Mecenas mówiła w TVN24, że wypowiedź Ziobry "to bez wątpienia naruszenie dóbr osobistych". - Jest to też, myślę, popełnienie przestępstwa z artykułu 212 Kodeksu karnego, czyli znieważenia pani Agnieszki Holland. Agnieszka Holland jest naszą klientką, moją i pana mecenasa Michała Wawrykiewicza, i w jej imieniu wezwaliśmy pana ministra Ziobrę do przeprosin póki co i wpłaty 50 tysięcy złotych na Dzieci Holokaustu, na taką fundację - przekazała Gregorczyk-Abram.

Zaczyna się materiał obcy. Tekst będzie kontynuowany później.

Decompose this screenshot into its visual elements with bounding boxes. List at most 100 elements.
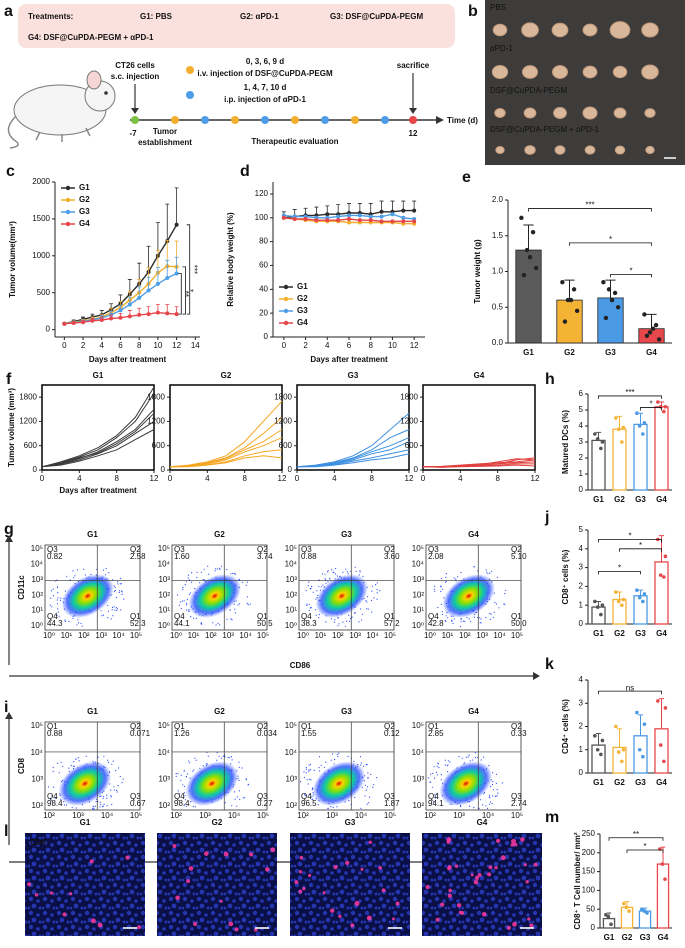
event-dot (191, 572, 193, 574)
y-axis-label: CD4⁺ cells (%) (561, 699, 570, 754)
x-tick-label: 8 (242, 474, 247, 483)
legend-label: G3 (297, 306, 308, 315)
y-tick-label: 10² (412, 590, 424, 599)
timeline-dot (231, 116, 239, 124)
error-bar (174, 256, 179, 274)
event-dot (465, 756, 467, 758)
event-dot (364, 784, 366, 786)
x-tick-label: 8 (114, 474, 119, 483)
cd8-signal (487, 872, 492, 877)
marker (155, 310, 160, 315)
x-tick-label: 10² (43, 811, 55, 820)
event-dot (487, 573, 489, 575)
y-tick-label: 80 (259, 237, 268, 246)
event-dot (495, 795, 497, 797)
tumor (491, 64, 509, 80)
event-dot (444, 764, 446, 766)
data-point (530, 229, 536, 235)
y-tick-label: 10³ (158, 575, 170, 584)
y-tick-label: 0 (288, 465, 293, 474)
x-tick-label: 10² (78, 631, 90, 640)
mouse-eye (104, 91, 108, 95)
plot-title: G4 (468, 707, 479, 716)
y-tick-label: 0 (591, 923, 596, 932)
event-dot (493, 789, 495, 791)
event-dot (489, 803, 491, 805)
data-point (595, 605, 600, 609)
event-dot (309, 607, 311, 609)
gate-name: Q2 (511, 545, 522, 554)
event-dot (318, 585, 320, 587)
cd8-signal (234, 927, 239, 932)
event-dot (54, 797, 56, 799)
tumor (494, 108, 506, 118)
y-tick-label: 10⁵ (31, 544, 43, 553)
event-dot (318, 579, 320, 581)
event-dot (324, 573, 326, 575)
cd8-signal (299, 855, 304, 860)
event-dot (451, 620, 453, 622)
data-point (574, 308, 580, 314)
event-dot (51, 801, 53, 803)
event-dot (466, 616, 468, 619)
event-dot (112, 760, 114, 762)
event-dot (111, 803, 113, 806)
density-cloud (188, 574, 241, 618)
y-tick-label: 10⁴ (31, 748, 44, 757)
event-dot (333, 763, 335, 765)
gate-value: 0.67 (130, 799, 146, 808)
cd8-signal (322, 891, 326, 895)
event-dot (183, 792, 185, 794)
y-tick-label: 10⁵ (412, 721, 424, 730)
tumor (554, 145, 566, 155)
gate-name: Q1 (511, 612, 522, 621)
gate-value: 1.55 (301, 729, 317, 738)
x-axis-label: Days after treatment (89, 355, 167, 364)
event-dot (75, 807, 77, 809)
data-point (642, 909, 647, 913)
cd8-signal (360, 867, 364, 871)
timeline-text: i.p. injection of αPD-1 (224, 95, 306, 104)
y-tick-label: 10³ (412, 575, 424, 584)
significance-bracket (608, 837, 664, 841)
gate-name: Q1 (384, 612, 395, 621)
event-dot (434, 793, 436, 796)
event-dot (117, 583, 119, 585)
cd8-signal (366, 915, 372, 921)
gate-name: Q4 (301, 612, 312, 621)
data-point (662, 759, 666, 764)
gate-name: Q4 (174, 792, 185, 801)
event-dot (363, 765, 365, 768)
event-dot (306, 604, 308, 607)
y-tick-label: 1200 (147, 417, 165, 426)
cd8-signal (345, 860, 350, 866)
event-dot (102, 797, 104, 799)
event-dot (324, 578, 326, 580)
legend-marker (65, 209, 71, 215)
event-dot (308, 778, 310, 781)
event-dot (238, 790, 240, 792)
y-tick-label: 10⁴ (412, 748, 425, 757)
event-dot (207, 565, 209, 567)
x-tick-label: 10⁵ (511, 811, 523, 820)
panel-letter: h (545, 371, 555, 388)
event-dot (104, 574, 106, 576)
event-dot (375, 584, 377, 586)
event-dot (353, 760, 355, 763)
cd8-signal (448, 888, 453, 893)
marker (137, 312, 142, 317)
event-dot (305, 768, 307, 770)
cd8-signal (470, 873, 474, 877)
gate-name: Q3 (257, 792, 268, 801)
cd8-signal (27, 882, 32, 887)
plot-frame (422, 384, 536, 471)
event-dot (107, 610, 109, 612)
event-dot (75, 758, 77, 760)
event-dot (121, 593, 123, 596)
y-axis-label: Matured DCs (%) (561, 410, 570, 474)
error-bar (146, 276, 151, 291)
event-dot (107, 759, 109, 761)
gate-value: 38.3 (301, 619, 317, 628)
x-tick-label: 10⁰ (297, 631, 309, 640)
event-dot (220, 565, 223, 567)
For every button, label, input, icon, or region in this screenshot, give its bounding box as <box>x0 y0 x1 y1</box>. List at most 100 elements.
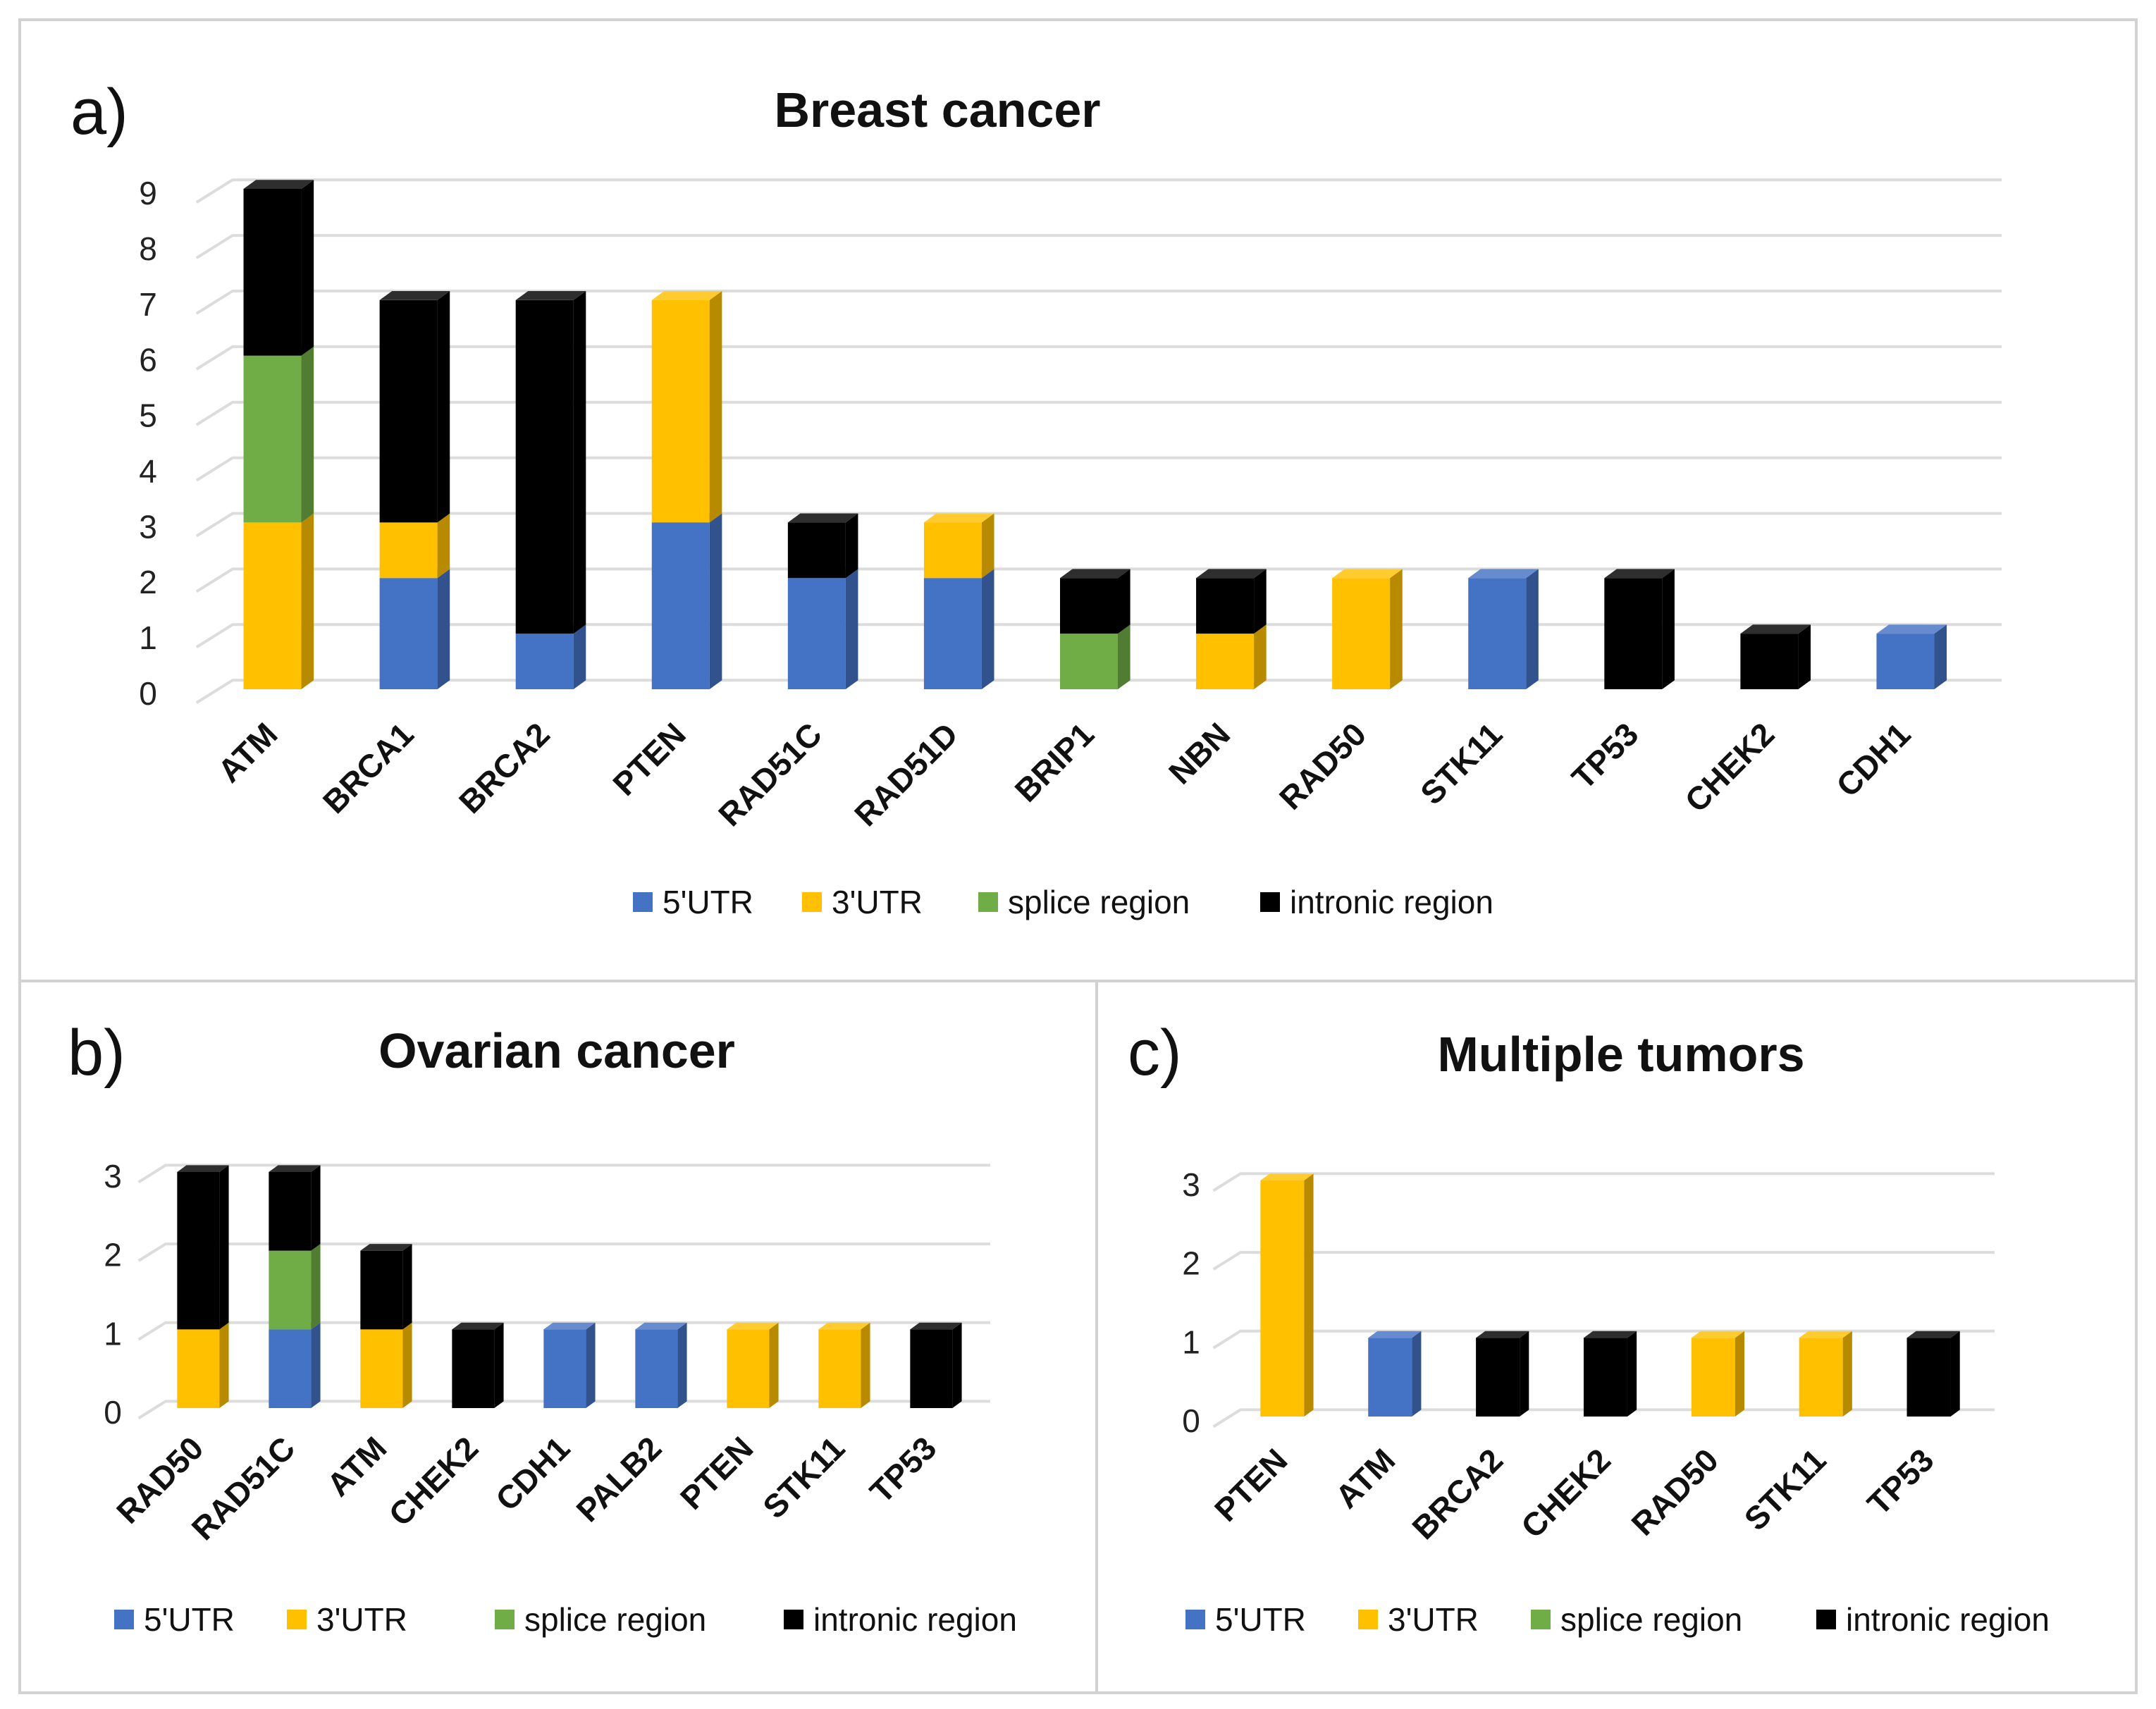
bar-c-atm-5-utr <box>1368 1331 1422 1417</box>
panel-letter-a: a) <box>70 76 128 148</box>
bar-a-rad51d-5-utr <box>923 569 994 689</box>
y-tick-label: 1 <box>1182 1324 1200 1360</box>
panel-letter-c: c) <box>1128 1017 1182 1089</box>
bar-a-pten-5-utr <box>651 513 722 689</box>
y-tick-label: 7 <box>139 286 157 323</box>
legend-swatch <box>495 1610 515 1629</box>
gridline <box>195 289 2002 315</box>
legend-b: 5'UTR 3'UTR splice region intronic region <box>114 1601 1017 1638</box>
y-tick-label: 0 <box>139 675 157 712</box>
gridline <box>195 512 2002 538</box>
gridline <box>195 400 2002 426</box>
panel-letter-b: b) <box>68 1017 125 1089</box>
bar-b-rad50-intronic-region <box>177 1165 229 1330</box>
y-tick-label: 9 <box>139 175 157 211</box>
gridline <box>195 345 2002 371</box>
bar-b-atm-intronic-region <box>360 1244 412 1330</box>
bar-a-nbn-3-utr <box>1196 624 1267 689</box>
legend-item-intronic-region: intronic region <box>1260 884 1493 920</box>
y-tick-label: 2 <box>139 564 157 600</box>
legend-swatch <box>802 892 822 912</box>
legend-item-intronic-region: intronic region <box>1816 1601 2050 1638</box>
legend-swatch <box>633 892 653 912</box>
legend-item-3-utr: 3'UTR <box>287 1601 407 1638</box>
chart-title-b: Ovarian cancer <box>378 1023 735 1078</box>
gridline <box>195 623 2002 649</box>
legend-item-3-utr: 3'UTR <box>802 884 923 920</box>
gridline <box>195 567 2002 593</box>
legend-label: 3'UTR <box>316 1601 407 1638</box>
gridline <box>195 178 2002 204</box>
bar-b-stk11-3-utr <box>818 1322 870 1408</box>
legend-item-3-utr: 3'UTR <box>1358 1601 1479 1638</box>
legend-label: 3'UTR <box>1388 1601 1479 1638</box>
legend-swatch <box>1358 1610 1378 1629</box>
legend-swatch <box>1260 892 1280 912</box>
y-tick-label: 6 <box>139 342 157 378</box>
bar-a-rad51d-3-utr <box>923 513 994 579</box>
legend-item-splice-region: splice region <box>978 884 1190 920</box>
chart-title-c: Multiple tumors <box>1437 1027 1804 1082</box>
bar-a-cdh1-5-utr <box>1876 624 1947 689</box>
gridline <box>137 1321 990 1341</box>
bar-a-brip1-intronic-region <box>1060 569 1131 634</box>
bar-b-rad51c-intronic-region <box>269 1165 321 1251</box>
bar-b-pten-3-utr <box>727 1322 779 1408</box>
legend-swatch <box>978 892 998 912</box>
bar-b-rad50-3-utr <box>177 1322 229 1408</box>
legend-swatch <box>1185 1610 1205 1629</box>
legend-item-5-utr: 5'UTR <box>1185 1601 1306 1638</box>
bar-c-brca2-intronic-region <box>1476 1331 1529 1417</box>
bar-c-tp53-intronic-region <box>1906 1331 1960 1417</box>
legend-swatch <box>114 1610 134 1629</box>
bar-a-stk11-5-utr <box>1468 569 1539 689</box>
legend-item-splice-region: splice region <box>495 1601 706 1638</box>
y-tick-label: 5 <box>139 397 157 434</box>
bar-c-stk11-3-utr <box>1799 1331 1852 1417</box>
legend-label: 5'UTR <box>663 884 753 920</box>
bar-a-brip1-splice-region <box>1060 624 1131 689</box>
legend-label: 5'UTR <box>144 1601 235 1638</box>
gridline <box>195 234 2002 259</box>
gridline <box>137 1242 990 1262</box>
y-tick-label: 3 <box>1182 1166 1200 1203</box>
bar-b-atm-3-utr <box>360 1322 412 1408</box>
bar-c-rad50-3-utr <box>1691 1331 1745 1417</box>
bar-b-cdh1-5-utr <box>543 1322 596 1408</box>
gridline <box>195 679 2002 704</box>
gridline <box>137 1164 990 1184</box>
legend-swatch <box>287 1610 307 1629</box>
y-tick-label: 1 <box>104 1315 122 1352</box>
legend-item-5-utr: 5'UTR <box>633 884 753 920</box>
bar-a-atm-intronic-region <box>243 180 314 356</box>
bar-a-chek2-intronic-region <box>1740 624 1811 689</box>
legend-c: 5'UTR 3'UTR splice region intronic region <box>1185 1601 2050 1638</box>
legend-item-intronic-region: intronic region <box>784 1601 1017 1638</box>
bar-a-atm-3-utr <box>243 513 314 689</box>
bar-a-brca1-intronic-region <box>379 290 450 523</box>
gridline <box>1212 1172 1995 1192</box>
bar-a-nbn-intronic-region <box>1196 569 1267 634</box>
bar-b-rad51c-splice-region <box>269 1244 321 1330</box>
bar-b-palb2-5-utr <box>635 1322 687 1408</box>
y-tick-label: 4 <box>139 452 157 489</box>
bar-b-chek2-intronic-region <box>452 1322 504 1408</box>
bar-b-rad51c-5-utr <box>269 1322 321 1408</box>
bar-c-chek2-intronic-region <box>1583 1331 1637 1417</box>
bar-a-brca1-3-utr <box>379 513 450 579</box>
y-tick-label: 3 <box>104 1158 122 1195</box>
chart-title-a: Breast cancer <box>774 82 1100 137</box>
y-tick-label: 0 <box>1182 1402 1200 1439</box>
bar-a-atm-splice-region <box>243 346 314 523</box>
legend-swatch <box>1531 1610 1551 1629</box>
panel-frame-a <box>18 18 2138 982</box>
bar-a-brca2-intronic-region <box>515 290 586 634</box>
legend-label: intronic region <box>1290 884 1493 920</box>
y-tick-label: 2 <box>104 1237 122 1273</box>
gridline <box>195 456 2002 482</box>
legend-label: splice region <box>1008 884 1190 920</box>
gridline <box>137 1400 990 1420</box>
bar-a-tp53-intronic-region <box>1604 569 1675 689</box>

- Pan minister otrzymał siedem dni na wykonanie tego dobrowolnego wezwania. Jeśli tak się nie stanie, a tutaj chyba nie mamy specjalnych złudzeń, że tak się nie stanie, będziemy składać w imieniu pani Agnieszki Holland pozew o naruszenie dóbr osobistych, bo bez wątpienia z taką sytuacją mamy tutaj do czynienia - dodała prawniczka.
§ 1. Kto pomawia inną osobę, grupę osób, instytucję, osobę prawną lub jednostkę organizacyjną niemającą osobowości prawnej o takie postępowanie lub właściwości, które mogą poniżyć ją w opinii publicznej lub narazić na utratę zaufania potrzebnego dla danego stanowiska, zawodu lub rodzaju działalności, podlega grzywnie albo karze ograniczenia wolności. § 2. Jeżeli sprawca dopuszcza się czynu określonego w § 1 za pomocą środków masowego komunikowania, podlega grzywnie, karze ograniczenia wolności albo pozbawienia wolności do roku. § 3. W razie skazania za przestępstwo określone w § 1 lub 2 sąd może orzec nawiązkę na rzecz pokrzywdzonego, Polskiego Czerwonego Krzyża albo na inny cel społeczny wskazany przez pokrzywdzonego. § 4. Ściganie przestępstwa określonego w § 1 lub 2 odbywa się z oskarżenia prywatnego.
"To są wszystko te rzeczy, które sąd będzie brał pod uwagę"
Zdaniem Gregorczyk-Abram, słowa Ziobry "zdecydowanie" nie mieszczą się w granicach krytyki i są to "daleko krzywdzące porównania". - Zwłaszcza takie nazistowsko-faszystowskie, związane z taką trudną historią i Polski, i samej pani Agnieszki Holland - dodała, podkreślając, że "jej rodzina była czynnym uczestnikiem Powstania Warszawskiego".
- To są wszystko te rzeczy, które sąd będzie brał pod uwagę. Mierząc to, jak bardzo dobra pani Agnieszki Holland została naruszone, tutaj nie mam wątpliwości, że to nie była krytyka. To był raczej element kampanii wyborczej i taki ukłon w stronę swojego radykalnego elektoratu. Tak to oceniamy - dodała.